BenchmarkTools.Trial: 685 samples with 1 evaluation.
 Range (min … max):  7.029 ms …   8.988 ms  ┊ GC (min … max): 0.00% … 0.00%
 Time  (median):     7.183 ms               ┊ GC (median):    0.00%
 Time  (mean ± σ):   7.307 ms ± 309.303 μs  ┊ GC (mean ± σ):  1.00% ± 2.96%
    ▂▅▇██▅▃▃                   ▁                               
  ▅▇█████████▆█▄▇▇▇▆▇█▅▅▄▇▆▅▇█▇█▇█▇▄▄▄▆▅▆▄▅▁█▆▇▇▅▅▄▅▅▁▁▁▁▄▄▁▆ █
  7.03 ms      Histogram: log(frequency) by time      8.48 ms <
 Memory estimate: 3.95 MiB, allocs estimate: 1828.
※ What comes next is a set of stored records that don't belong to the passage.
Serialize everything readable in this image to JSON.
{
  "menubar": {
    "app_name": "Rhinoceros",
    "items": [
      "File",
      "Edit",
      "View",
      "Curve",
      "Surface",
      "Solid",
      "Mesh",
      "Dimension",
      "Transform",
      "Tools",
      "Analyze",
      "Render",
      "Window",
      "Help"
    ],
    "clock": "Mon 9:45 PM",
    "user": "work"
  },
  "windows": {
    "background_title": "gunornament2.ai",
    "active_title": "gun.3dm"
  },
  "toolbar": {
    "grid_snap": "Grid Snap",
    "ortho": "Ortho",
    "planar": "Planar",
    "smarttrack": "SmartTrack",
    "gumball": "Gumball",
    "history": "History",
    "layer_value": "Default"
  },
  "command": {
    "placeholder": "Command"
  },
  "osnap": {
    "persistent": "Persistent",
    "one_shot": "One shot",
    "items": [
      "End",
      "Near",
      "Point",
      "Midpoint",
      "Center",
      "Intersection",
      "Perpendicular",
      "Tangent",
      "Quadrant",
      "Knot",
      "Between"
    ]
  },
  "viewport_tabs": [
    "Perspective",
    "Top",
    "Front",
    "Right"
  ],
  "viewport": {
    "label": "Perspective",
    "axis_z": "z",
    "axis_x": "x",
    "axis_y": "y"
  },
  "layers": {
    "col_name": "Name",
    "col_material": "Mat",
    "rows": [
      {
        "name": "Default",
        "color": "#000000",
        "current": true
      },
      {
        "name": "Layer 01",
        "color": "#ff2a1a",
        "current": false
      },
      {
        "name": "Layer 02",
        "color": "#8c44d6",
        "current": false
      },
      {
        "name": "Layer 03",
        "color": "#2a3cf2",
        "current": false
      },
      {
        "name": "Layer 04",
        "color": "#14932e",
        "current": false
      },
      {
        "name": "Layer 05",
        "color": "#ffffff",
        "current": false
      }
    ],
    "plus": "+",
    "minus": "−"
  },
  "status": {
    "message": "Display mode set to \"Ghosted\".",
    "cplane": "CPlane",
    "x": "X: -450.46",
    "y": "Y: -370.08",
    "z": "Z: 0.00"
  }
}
@benchmark linreg_svd(y, X)

BenchmarkTools.Trial: 229 samples with 1 evaluation.
 Range (min … max):  20.554 ms … 46.199 ms  ┊ GC (min … max): 0.00% … 0.00%
 Time  (median):     21.851 ms              ┊ GC (median):    0.00%
 Time  (mean ± σ):   21.905 ms ±  1.970 ms  ┊ GC (mean ± σ):  0.62% ± 1.37%
   █▅            ▃▂                                            
  ▇██▅▄▁▁▁▂▃▃▄▅▃▄███▃▁▃▁▄▄▃▁▂▄▅▆▄▄▄▁▁▂▁▂▃▁▂▁▂▁▁▁▁▁▁▁▁▁▁▁▂▁▁▁▂ ▃
  20.6 ms         Histogram: frequency by time        25.6 ms <
 Memory estimate: 8.06 MiB, allocs estimate: 14.